Large Duodenal Adenoma Causing Significant Bleeding Successfully Removed by Endoscopic Measure- Case Report
DOI:
https://doi.org/10.3329/pulse.v17i2.90030Keywords:
Brunner’s gland adenoma, Duodenal polyp, Endoscopic polypectomy, Upper gastrointestinal bleeding, Iron deficiency anemiaAbstract
BACKGROUND: Brunner’s gland adenoma is a rare benign tumor arising from the submucosal glands of the duodenum. Most lesions are small and asymptomatic, but larger tumors may present with gastrointestinal bleeding, anemia, or obstruction. Lesions located in the distal duodenum may be difficult to detect with conventional endoscopy
CASE PRESENTATION: A 67-year-old man with hypertension and diabetes presented with recurrent melena for two years, worsening over the previous two months. Prior evaluations, including esophagogastroduodenoscopy, side-viewing endoscopy, and colonoscopy, failed to identify the bleeding source. He was found to have severe iron deficiency anemia (hemoglobin 7.2 g/dL). Contrast-enhanced CT revealed an intraluminal lesion in the third part of the duodenum. Further evaluation using a pediatric colonoscope enabled deeper duodenal intubation and identified a large bleeding pedunculated polyp in the second part of the duodenum. Endoscopic treatment with adrenaline injection, hemoclip placement, and snare polypectomy was successfully performed. The resected polyp measured 5.5 cm, and histopathology confirmed Brunner’s gland adenoma. The patient recovered uneventfully with resolution of bleeding and improvement in hemoglobin levels.

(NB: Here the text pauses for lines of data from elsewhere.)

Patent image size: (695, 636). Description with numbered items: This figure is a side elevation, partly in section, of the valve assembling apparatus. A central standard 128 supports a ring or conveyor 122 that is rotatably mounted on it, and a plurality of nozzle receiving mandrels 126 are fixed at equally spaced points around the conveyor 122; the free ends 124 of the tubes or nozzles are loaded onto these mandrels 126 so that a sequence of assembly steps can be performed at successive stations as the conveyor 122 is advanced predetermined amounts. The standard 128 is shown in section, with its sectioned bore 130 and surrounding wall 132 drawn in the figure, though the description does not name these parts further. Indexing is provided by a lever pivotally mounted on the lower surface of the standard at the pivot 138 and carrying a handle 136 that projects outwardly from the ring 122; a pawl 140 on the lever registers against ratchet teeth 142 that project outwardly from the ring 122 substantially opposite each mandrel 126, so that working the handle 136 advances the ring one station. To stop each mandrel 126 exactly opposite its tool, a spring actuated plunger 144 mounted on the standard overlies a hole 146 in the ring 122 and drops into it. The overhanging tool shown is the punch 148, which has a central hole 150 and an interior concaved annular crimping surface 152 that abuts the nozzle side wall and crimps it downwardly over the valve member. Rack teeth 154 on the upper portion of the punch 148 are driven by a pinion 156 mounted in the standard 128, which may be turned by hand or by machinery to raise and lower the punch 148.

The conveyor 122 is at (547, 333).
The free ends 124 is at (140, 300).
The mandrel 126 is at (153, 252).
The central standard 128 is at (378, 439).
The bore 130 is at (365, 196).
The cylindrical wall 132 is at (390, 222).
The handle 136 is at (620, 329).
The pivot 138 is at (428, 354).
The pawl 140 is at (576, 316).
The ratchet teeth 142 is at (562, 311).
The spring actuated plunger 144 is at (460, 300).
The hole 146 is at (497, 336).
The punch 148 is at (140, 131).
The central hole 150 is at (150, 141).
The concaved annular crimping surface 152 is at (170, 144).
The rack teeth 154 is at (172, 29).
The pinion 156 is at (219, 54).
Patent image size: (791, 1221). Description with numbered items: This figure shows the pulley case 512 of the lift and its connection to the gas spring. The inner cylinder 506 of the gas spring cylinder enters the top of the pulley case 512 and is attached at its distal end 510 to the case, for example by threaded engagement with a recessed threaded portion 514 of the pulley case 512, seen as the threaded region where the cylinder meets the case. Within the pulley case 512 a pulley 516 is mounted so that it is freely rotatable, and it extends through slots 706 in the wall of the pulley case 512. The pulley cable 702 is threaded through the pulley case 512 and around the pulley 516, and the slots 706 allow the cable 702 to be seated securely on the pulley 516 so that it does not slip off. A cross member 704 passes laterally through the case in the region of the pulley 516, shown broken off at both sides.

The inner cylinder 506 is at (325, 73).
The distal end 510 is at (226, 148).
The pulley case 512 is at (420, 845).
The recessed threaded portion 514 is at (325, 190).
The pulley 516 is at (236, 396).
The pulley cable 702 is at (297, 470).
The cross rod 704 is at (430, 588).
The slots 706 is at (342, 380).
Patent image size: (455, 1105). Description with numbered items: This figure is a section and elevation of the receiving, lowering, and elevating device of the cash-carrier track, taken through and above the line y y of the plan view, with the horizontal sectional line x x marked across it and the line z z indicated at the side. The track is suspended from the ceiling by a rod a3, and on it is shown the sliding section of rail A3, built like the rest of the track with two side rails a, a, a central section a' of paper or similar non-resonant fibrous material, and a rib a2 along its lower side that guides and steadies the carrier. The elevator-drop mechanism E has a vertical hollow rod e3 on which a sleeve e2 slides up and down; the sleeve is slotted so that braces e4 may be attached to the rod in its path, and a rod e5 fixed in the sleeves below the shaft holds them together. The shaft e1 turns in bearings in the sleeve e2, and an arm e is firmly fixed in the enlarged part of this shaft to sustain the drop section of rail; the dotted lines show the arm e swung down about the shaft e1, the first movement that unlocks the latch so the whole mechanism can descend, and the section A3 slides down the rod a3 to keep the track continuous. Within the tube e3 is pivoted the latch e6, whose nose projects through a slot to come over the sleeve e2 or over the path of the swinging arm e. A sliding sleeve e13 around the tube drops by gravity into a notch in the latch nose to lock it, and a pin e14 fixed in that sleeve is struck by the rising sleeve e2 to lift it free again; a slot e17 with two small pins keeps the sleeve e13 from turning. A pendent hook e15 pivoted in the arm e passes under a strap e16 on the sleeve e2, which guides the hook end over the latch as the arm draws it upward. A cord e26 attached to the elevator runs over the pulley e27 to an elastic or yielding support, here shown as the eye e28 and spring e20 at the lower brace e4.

CONCLUSION: Brunner’s gland adenoma should be considered in patients with unexplained recurrent upper gastrointestinal bleeding and iron deficiency anemia when routine endoscopy is inconclusive. Advanced endoscopic techniques allowing deeper duodenal examination can facilitate diagnosis, and endoscopic resection provides effective definitive treatment.